Project 2: Local Feature Matching

This project aims at creating a local feature matching algorithm, which consists of three steps:

  1. Detection: get interest points from two images.
  2. Description: compute a 128-dimension feature of each interest point.
  3. Matching: match all the points using features.

Detection

To identify corners, we apply a small window which shifts to all direction and check if there's a large change in intensity. To do so, we need to compute the change using Harris corner detector:

After transformation, eventually we compute a score using two eigenvalues of the matrix. If both eigenvalues are large or score is positive, we know that E increases in all directions so that the point is at corner.


    % Compute Ix, Iy and matrix M to get the corner response function
    [Ix, Iy] = gradient(image);

    filter = fspecial('gaussian', feature_width, sigma);

    M1 = conv2(Ix.^2, filter, 'same');
    M2 = conv2(Iy.^2, filter, 'same');
    M3 = conv2(Ix.*Iy, filter, 'same');

    Det = M1.*M2 - M3.^2;
    Trace = M1 + M2;
    R = Det - alpha * Trace.^2;

    

To avoid that points with high R value are clustered at certain area, we slide image by a 5*5 window and get the maximum value of each section. Also, to avoid that we count in a point of flat region which would result in a comparatively small absolute value of R, we set a threshold as 0.05 of the mean of all R values, to only keep points with sharp changes.

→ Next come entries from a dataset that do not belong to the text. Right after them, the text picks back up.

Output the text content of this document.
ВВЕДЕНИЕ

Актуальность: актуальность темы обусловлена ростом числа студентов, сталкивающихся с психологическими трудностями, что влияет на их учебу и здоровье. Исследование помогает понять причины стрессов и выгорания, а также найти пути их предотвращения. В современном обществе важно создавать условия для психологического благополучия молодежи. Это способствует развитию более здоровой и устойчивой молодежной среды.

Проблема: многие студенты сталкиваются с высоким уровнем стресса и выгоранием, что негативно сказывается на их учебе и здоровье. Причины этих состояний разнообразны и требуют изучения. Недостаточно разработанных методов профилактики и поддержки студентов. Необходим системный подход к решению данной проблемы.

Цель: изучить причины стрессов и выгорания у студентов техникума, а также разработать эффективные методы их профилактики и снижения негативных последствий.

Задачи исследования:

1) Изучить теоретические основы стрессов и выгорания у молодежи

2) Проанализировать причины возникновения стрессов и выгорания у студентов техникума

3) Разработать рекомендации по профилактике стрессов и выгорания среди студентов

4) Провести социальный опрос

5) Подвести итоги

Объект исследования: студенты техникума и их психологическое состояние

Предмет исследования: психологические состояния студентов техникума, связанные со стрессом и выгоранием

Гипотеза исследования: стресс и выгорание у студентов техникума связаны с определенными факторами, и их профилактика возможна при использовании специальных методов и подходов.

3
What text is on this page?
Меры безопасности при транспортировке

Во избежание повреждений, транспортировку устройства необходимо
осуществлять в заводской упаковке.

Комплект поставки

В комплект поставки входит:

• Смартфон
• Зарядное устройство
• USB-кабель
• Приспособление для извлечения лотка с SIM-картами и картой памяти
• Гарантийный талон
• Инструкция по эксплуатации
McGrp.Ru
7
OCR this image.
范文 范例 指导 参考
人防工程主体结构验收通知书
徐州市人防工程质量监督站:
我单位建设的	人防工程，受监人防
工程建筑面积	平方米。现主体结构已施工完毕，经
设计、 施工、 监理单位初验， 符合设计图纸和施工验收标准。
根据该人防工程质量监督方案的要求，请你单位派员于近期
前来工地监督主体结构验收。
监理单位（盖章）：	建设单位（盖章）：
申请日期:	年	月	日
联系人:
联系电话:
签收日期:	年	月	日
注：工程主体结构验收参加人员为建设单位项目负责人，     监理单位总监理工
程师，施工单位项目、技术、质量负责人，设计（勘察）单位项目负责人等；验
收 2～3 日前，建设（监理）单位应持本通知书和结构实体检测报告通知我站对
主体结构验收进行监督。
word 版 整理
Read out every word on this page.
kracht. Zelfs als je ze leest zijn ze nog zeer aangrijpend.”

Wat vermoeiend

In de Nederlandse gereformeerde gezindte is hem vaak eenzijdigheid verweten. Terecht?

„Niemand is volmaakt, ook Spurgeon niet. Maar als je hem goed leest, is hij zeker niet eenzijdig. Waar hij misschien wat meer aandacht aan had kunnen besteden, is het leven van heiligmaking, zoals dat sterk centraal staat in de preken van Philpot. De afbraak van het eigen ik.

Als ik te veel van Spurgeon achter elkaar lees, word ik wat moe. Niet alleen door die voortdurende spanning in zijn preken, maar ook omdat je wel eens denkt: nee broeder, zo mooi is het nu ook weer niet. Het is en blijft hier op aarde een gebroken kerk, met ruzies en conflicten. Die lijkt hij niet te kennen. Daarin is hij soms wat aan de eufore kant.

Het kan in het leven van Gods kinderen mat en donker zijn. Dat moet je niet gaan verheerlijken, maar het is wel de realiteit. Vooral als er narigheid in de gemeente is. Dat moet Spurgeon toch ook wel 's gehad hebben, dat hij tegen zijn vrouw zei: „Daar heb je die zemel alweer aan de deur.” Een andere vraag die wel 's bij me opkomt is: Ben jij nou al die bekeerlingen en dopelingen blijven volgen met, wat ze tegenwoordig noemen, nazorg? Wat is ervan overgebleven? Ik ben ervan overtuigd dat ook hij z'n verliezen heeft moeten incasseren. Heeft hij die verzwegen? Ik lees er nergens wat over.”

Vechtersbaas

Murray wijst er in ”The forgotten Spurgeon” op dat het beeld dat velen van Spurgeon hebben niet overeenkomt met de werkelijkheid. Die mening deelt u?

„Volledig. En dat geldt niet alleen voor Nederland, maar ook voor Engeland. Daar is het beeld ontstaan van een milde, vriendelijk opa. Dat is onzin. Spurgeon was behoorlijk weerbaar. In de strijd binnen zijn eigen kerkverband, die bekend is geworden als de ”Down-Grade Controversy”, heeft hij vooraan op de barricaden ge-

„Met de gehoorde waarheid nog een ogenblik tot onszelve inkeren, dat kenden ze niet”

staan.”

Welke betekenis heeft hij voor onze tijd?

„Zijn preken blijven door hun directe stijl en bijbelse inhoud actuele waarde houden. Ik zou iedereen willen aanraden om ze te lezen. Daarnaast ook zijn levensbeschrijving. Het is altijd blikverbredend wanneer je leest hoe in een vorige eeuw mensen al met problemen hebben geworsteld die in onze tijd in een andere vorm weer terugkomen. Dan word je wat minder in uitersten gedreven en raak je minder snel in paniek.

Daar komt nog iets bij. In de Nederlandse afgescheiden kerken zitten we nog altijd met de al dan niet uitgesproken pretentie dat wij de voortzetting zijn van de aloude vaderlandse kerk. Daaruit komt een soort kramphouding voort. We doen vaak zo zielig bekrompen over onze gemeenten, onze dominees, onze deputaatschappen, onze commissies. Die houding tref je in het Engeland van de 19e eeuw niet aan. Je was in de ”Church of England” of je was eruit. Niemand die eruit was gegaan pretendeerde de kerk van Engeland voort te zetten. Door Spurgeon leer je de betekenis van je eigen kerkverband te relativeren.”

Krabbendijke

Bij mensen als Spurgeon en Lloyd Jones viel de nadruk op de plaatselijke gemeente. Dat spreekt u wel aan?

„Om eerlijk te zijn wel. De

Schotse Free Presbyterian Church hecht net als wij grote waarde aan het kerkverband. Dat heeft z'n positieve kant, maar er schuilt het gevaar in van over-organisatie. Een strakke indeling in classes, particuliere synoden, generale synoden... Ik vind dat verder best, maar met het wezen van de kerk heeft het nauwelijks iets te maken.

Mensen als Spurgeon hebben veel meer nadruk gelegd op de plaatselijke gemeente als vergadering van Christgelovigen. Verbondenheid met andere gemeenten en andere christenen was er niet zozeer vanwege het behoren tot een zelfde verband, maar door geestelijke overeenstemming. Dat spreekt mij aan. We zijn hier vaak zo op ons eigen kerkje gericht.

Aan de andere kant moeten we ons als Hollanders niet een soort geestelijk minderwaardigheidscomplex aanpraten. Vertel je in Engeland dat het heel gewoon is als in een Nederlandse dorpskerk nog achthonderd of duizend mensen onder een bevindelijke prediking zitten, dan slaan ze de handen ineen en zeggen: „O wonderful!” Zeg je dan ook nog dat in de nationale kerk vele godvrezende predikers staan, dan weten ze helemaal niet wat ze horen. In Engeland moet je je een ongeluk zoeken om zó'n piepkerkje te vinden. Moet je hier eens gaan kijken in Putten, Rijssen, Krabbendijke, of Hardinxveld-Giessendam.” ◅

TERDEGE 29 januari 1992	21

        % Get the maximum of each 5*5 window
        maximum = colfilt(R,[5,5], 'sliding', @max);
        max_final = R.*((R == maximum) & (R>(mean2(R)*0.05)));
        [x,y,confidence] = find(max_final);
    

Finally, since we will compute the descriptor of each point using a 16*16 window to include all the pixels around, we need to filter out those corner points on the edge of image.


        % Remove points near the edge of image
        I = intersect(find(x>feature_width/2 & x<(size(image,1)-feature_width/2)),
        find(y>feature_width/2 & y<(size(image,2)-feature_width/2)));
    

Description

For each of the intereset point, we apply the SIFT vector formation which consists of 8 orientations and 4*4 array of gradient orientation histogram weighted by magnitude. So in total, the descriptor is of 128 dimension.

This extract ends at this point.